We're also working on a teff bread that is pretty delicious. That's going to be really, really good. It’s going to be our Oakland baguette. I'm thinking of calling it just Teff, which is an Ethiopian grass. It reflects the different communities of where I live in Oakland. So we're developing that teff bread now and that's going to be pretty dope too.
Cool. Do you have a favorite pastry from the bakery?
We do this Blackberry Danish, which is pretty dope. It's really, really good. We're also trying to get Canelés at Firebrand, which are these super French, custard-based pastries that are super amazing. I freaking love Canelés. But that Blackberry Danish is pretty dope.
Is there a bread cookbook you would recommend to aspiring home bakers?
Anything by Peter Reinhart is a good start. He's got a really relatable style. Really great pictures. Everything is well laid out. It's not jargon-heavy. It's a really, really good book. He's also got the science, if you want the “how” and the “why.” If you want the “why” behind the “how,” he gives you that.
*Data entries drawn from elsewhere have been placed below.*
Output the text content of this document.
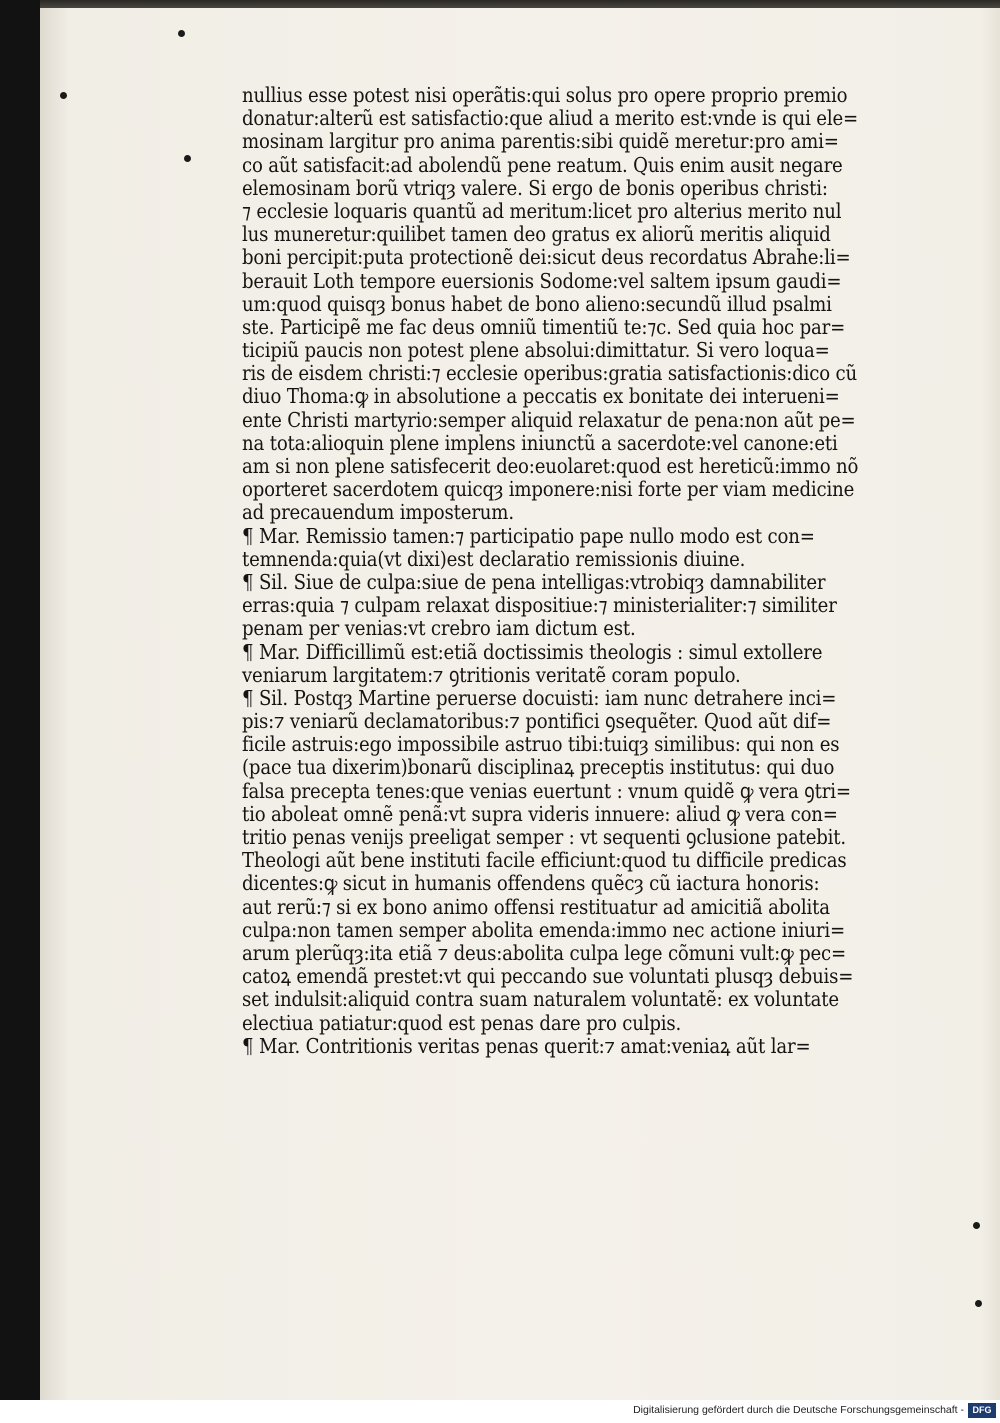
nullius esse potest nisi operãtis:qui solus pro opere proprio premio
donatur:alterũ est satisfactio:que aliud a merito est:vnde is qui ele=
mosinam largitur pro anima parentis:sibi quidẽ meretur:pro ami=
co aũt satisfacit:ad abolendũ pene reatum. Quis enim ausit negare
elemosinam borũ vtriqȝ valere. Si ergo de bonis operibus christi:
⁊ ecclesie loquaris quantũ ad meritum:licet pro alterius merito nul
lus muneretur:quilibet tamen deo gratus ex aliorũ meritis aliquid
boni percipit:puta protectionẽ dei:sicut deus recordatus Abrahe:li=
berauit Loth tempore euersionis Sodome:vel saltem ipsum gaudi=
um:quod quisqȝ bonus habet de bono alieno:secundũ illud psalmi
ste. Participẽ me fac deus omniũ timentiũ te:⁊c. Sed quia hoc par=
ticipiũ paucis non potest plene absolui:dimittatur. Si vero loqua=
ris de eisdem christi:⁊ ecclesie operibus:gratia satisfactionis:dico cũ
diuo Thoma:ꝙ in absolutione a peccatis ex bonitate dei interueni=
ente Christi martyrio:semper aliquid relaxatur de pena:non aũt pe=
na tota:alioquin plene implens iniunctũ a sacerdote:vel canone:eti
am si non plene satisfecerit deo:euolaret:quod est hereticũ:immo nõ
oporteret sacerdotem quicqȝ imponere:nisi forte per viam medicine
ad precauendum imposterum.
¶ Mar. Remissio tamen:⁊ participatio pape nullo modo est con=
temnenda:quia(vt dixi)est declaratio remissionis diuine.
¶ Sil. Siue de culpa:siue de pena intelligas:vtrobiqȝ damnabiliter
erras:quia ⁊ culpam relaxat dispositiue:⁊ ministerialiter:⁊ similiter
penam per venias:vt crebro iam dictum est.
¶ Mar. Difficillimũ est:etiã doctissimis theologis : simul extollere
veniarum largitatem:⁊ ꝯtritionis veritatẽ coram populo.
¶ Sil. Postqȝ Martine peruerse docuisti: iam nunc detrahere inci=
pis:⁊ veniarũ declamatoribus:⁊ pontifici ꝯsequẽter. Quod aũt dif=
ficile astruis:ego impossibile astruo tibi:tuiqȝ similibus: qui non es
(pace tua dixerim)bonarũ disciplinaꝝ preceptis institutus: qui duo
falsa precepta tenes:que venias euertunt : vnum quidẽ ꝙ vera ꝯtri=
tio aboleat omnẽ penã:vt supra videris innuere: aliud ꝙ vera con=
tritio penas venijs preeligat semper : vt sequenti ꝯclusione patebit.
Theologi aũt bene instituti facile efficiunt:quod tu difficile predicas
dicentes:ꝙ sicut in humanis offendens quẽcȝ cũ iactura honoris:
aut rerũ:⁊ si ex bono animo offensi restituatur ad amicitiã abolita
culpa:non tamen semper abolita emenda:immo nec actione iniuri=
arum plerũqȝ:ita etiã ⁊ deus:abolita culpa lege cõmuni vult:ꝙ pec=
catoꝝ emendã prestet:vt qui peccando sue voluntati plusqȝ debuis=
set indulsit:aliquid contra suam naturalem voluntatẽ: ex voluntate
electiua patiatur:quod est penas dare pro culpis.
¶ Mar. Contritionis veritas penas querit:⁊ amat:veniaꝝ aũt lar=
Digitalisierung gefördert durch die Deutsche Forschungsgemeinschaft - DFG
If you're like, “I just want to bang this thing out,” he can also help with that as well. But yeah, for home bakers, that's what I would pick.
All right. Last question. How can people support Firebrand, buy your products, and find you?
They can come to our bakery here in Oakland at 2343 Broadway. We're on Instagram @Firebrand Bread. We are rolling out a new product line of six SKUs of sliced packaged bread,. It is available now on the website and is beginning to show up at Whole Foods locations all across Northern California on May 31st. It would be super dope if it was really, really successful!
And when you say stores, is it just going to be available in the Bay Area and Northern California or beyond?
We're going to start here in Northern California. We're rolling out with some retailers that we already work with and are going into Whole Foods at the end of May. We've already been working with them for a long time. Then the goal is to make this a national product line in the next five years.
Awesome. Matt, thanks so much for your time. Really appreciate it.
Yeah, no problem. Thank you.
[Editor’s Note: Portions of this transcript were edited or condensed for clarity.]